Vérité de Peter Temple est un polar caniculaire. Avec une vraie sécheresse donc, son récit trace le portrait sans fard d’une Australie peu attrayante. Une enquête embrouillée, les souvenirs et les erreurs du commissaire Stephen Villani font de ce roman un miroir complexe de notre peu aimable humanité.

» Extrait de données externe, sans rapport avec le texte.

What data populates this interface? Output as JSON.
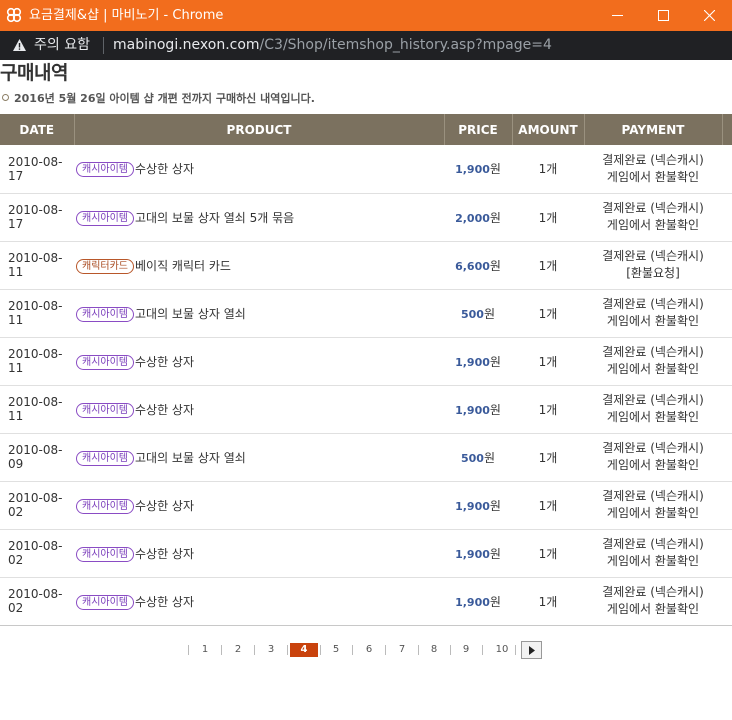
{
  "window": {
    "title": "요금결제&샵 | 마비노기 - Chrome"
  },
  "addressbar": {
    "warning_label": "주의 요함",
    "url_domain": "mabinogi.nexon.com",
    "url_path": "/C3/Shop/itemshop_history.asp?mpage=4"
  },
  "page": {
    "title": "구매내역",
    "subtitle": "2016년 5월 26일 아이템 샵 개편 전까지 구매하신 내역입니다."
  },
  "table": {
    "headers": [
      "DATE",
      "PRODUCT",
      "PRICE",
      "AMOUNT",
      "PAYMENT"
    ],
    "currency_suffix": "원",
    "rows": [
      {
        "date": "2010-08-17",
        "badge": "캐시아이템",
        "badge_type": "cash",
        "name": "수상한 상자",
        "price": "1,900",
        "amount": "1개",
        "pay1": "결제완료 (넥슨캐시)",
        "pay2": "게임에서 환불확인"
      },
      {
        "date": "2010-08-17",
        "badge": "캐시아이템",
        "badge_type": "cash",
        "name": "고대의 보물 상자 열쇠 5개 묶음",
        "price": "2,000",
        "amount": "1개",
        "pay1": "결제완료 (넥슨캐시)",
        "pay2": "게임에서 환불확인"
      },
      {
        "date": "2010-08-11",
        "badge": "캐릭터카드",
        "badge_type": "card",
        "name": "베이직 캐릭터 카드",
        "price": "6,600",
        "amount": "1개",
        "pay1": "결제완료 (넥슨캐시)",
        "pay2": "[환불요청]"
      },
      {
        "date": "2010-08-11",
        "badge": "캐시아이템",
        "badge_type": "cash",
        "name": "고대의 보물 상자 열쇠",
        "price": "500",
        "amount": "1개",
        "pay1": "결제완료 (넥슨캐시)",
        "pay2": "게임에서 환불확인"
      },
      {
        "date": "2010-08-11",
        "badge": "캐시아이템",
        "badge_type": "cash",
        "name": "수상한 상자",
        "price": "1,900",
        "amount": "1개",
        "pay1": "결제완료 (넥슨캐시)",
        "pay2": "게임에서 환불확인"
      },
      {
        "date": "2010-08-11",
        "badge": "캐시아이템",
        "badge_type": "cash",
        "name": "수상한 상자",
        "price": "1,900",
        "amount": "1개",
        "pay1": "결제완료 (넥슨캐시)",
        "pay2": "게임에서 환불확인"
      },
      {
        "date": "2010-08-09",
        "badge": "캐시아이템",
        "badge_type": "cash",
        "name": "고대의 보물 상자 열쇠",
        "price": "500",
        "amount": "1개",
        "pay1": "결제완료 (넥슨캐시)",
        "pay2": "게임에서 환불확인"
      },
      {
        "date": "2010-08-02",
        "badge": "캐시아이템",
        "badge_type": "cash",
        "name": "수상한 상자",
        "price": "1,900",
        "amount": "1개",
        "pay1": "결제완료 (넥슨캐시)",
        "pay2": "게임에서 환불확인"
      },
      {
        "date": "2010-08-02",
        "badge": "캐시아이템",
        "badge_type": "cash",
        "name": "수상한 상자",
        "price": "1,900",
        "amount": "1개",
        "pay1": "결제완료 (넥슨캐시)",
        "pay2": "게임에서 환불확인"
      },
      {
        "date": "2010-08-02",
        "badge": "캐시아이템",
        "badge_type": "cash",
        "name": "수상한 상자",
        "price": "1,900",
        "amount": "1개",
        "pay1": "결제완료 (넥슨캐시)",
        "pay2": "게임에서 환불확인"
      }
    ]
  },
  "pagination": {
    "pages": [
      "1",
      "2",
      "3",
      "4",
      "5",
      "6",
      "7",
      "8",
      "9",
      "10"
    ],
    "current": "4",
    "next_icon": "play-arrow-icon"
  },
  "colors": {
    "titlebar": "#f26d1d",
    "addressbar": "#202124",
    "table_header": "#7b715f",
    "cash_badge": "#8a4cc4",
    "card_badge": "#b8572a",
    "price": "#3a5a9a",
    "current_page": "#c9430d"
  }
}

La prose de Temple est d’emblée déconcertante. L’ouverture de Vérité ne nous offre aucun « sommaire rétrospectif » où le romancier consciencieux présente un à un les personnages et leurs liens entre eux. Plongée directe dans le flux de l’enquête. Le lecteur est perdu. Une manière alors de rappeler que le minimalisme de cette prose admirable ne s’apparente à aucun moment à de la sous-écriture mais opère par de concises ellipses narratives.
À la troisième personne nous voilà dans la tête de Stephen Villani. Un flic un peu paumé au cœur des pressions et des directives politiciennes ; un homme franchement déchiré entre l’éducation martiale paternelle et le fantôme de père qu’il a été pour sa fugueuse de fille.
Je ne m’aventurerais pas dans le résumé des intrigues parallèles du livre qui permettent à Temple une radioscopie discrètement sociologique de cette Australie qui m’a toujours semblé à l’avant-pointe du merdier néo-libéral. Le roman national me paraît si souvent s’écrire dans les polars. Dans ce lieu de violence, Vérité met en œuvre cette virilité dont l’Australie, selon Shirley Hazzard, aurait fait une de ses composantes essentielles. La mort de mafieux et celle d’une prostituée dans un hôtel de luxe permettent à Vérité une exploration des différentes sphères de pouvoir pareillement gangrenées. Peter Temple échappe au jugement morale par des constatations toujours rattrapés par sa stricte économie d’une intrigue certes un peu trop tordue à mon goût.
Qu’importe. La valeur du polar tient à ses intermèdes. Stephen Villani est un héros peu sympathique avec une véridique absence d’exagération qui nous contraint, hélas, à nous y reconnaître. Peter Temple insiste sur le mécanisme politique qu’est devenu une enquête policière. Villani s’y laisse porter. Passivité d’une absence de choix. Sa seule vérité est celle du cheval fourbu, de ce pari hasardeux sur sa victoire, qui donne son titre au roman.
Ce réalisme dans le traitement de l’enquête fait alors penser à celui de Maj Sjöwall et Per Wahlöö, les indispensables fondateurs du roman policier suédois. La même manière de mettre à distance des flics qu’il paraît impossible de considérer comme des héros. Peter Temple, à hauteur de flic, contient à tout instant l’émotion et, toujours dans cette magnifique économie narrative, crée alors un personnage fort. Sans doute par sa façon d’entremêler le passé (surtout avec le beau portrait du père, Bob Villani) et le présent d’une enquête qui y ramène sans cesse (surtout par cette autopsie d’un couple déjà mort). Certes, ce sont des ingrédients attendus d’un roman policier. Mais, par son classicisme ou tout au moins par le respect sans ostentation de ses codes, Vérité se révèle un grand roman noir. Peut-être aussi par la distinction de se planquer derrière son intrigue retorse. Une façon de se déporter et surtout d’échapper à la nostalgie, le pire écueil du polar, est d’interroger la langue qui nous construit. Un des personnages souligne la proximité de régresser et regretter. L’un conduisant à l’autre. Peter Temple à l’élégance de ne pas s’y abandonner.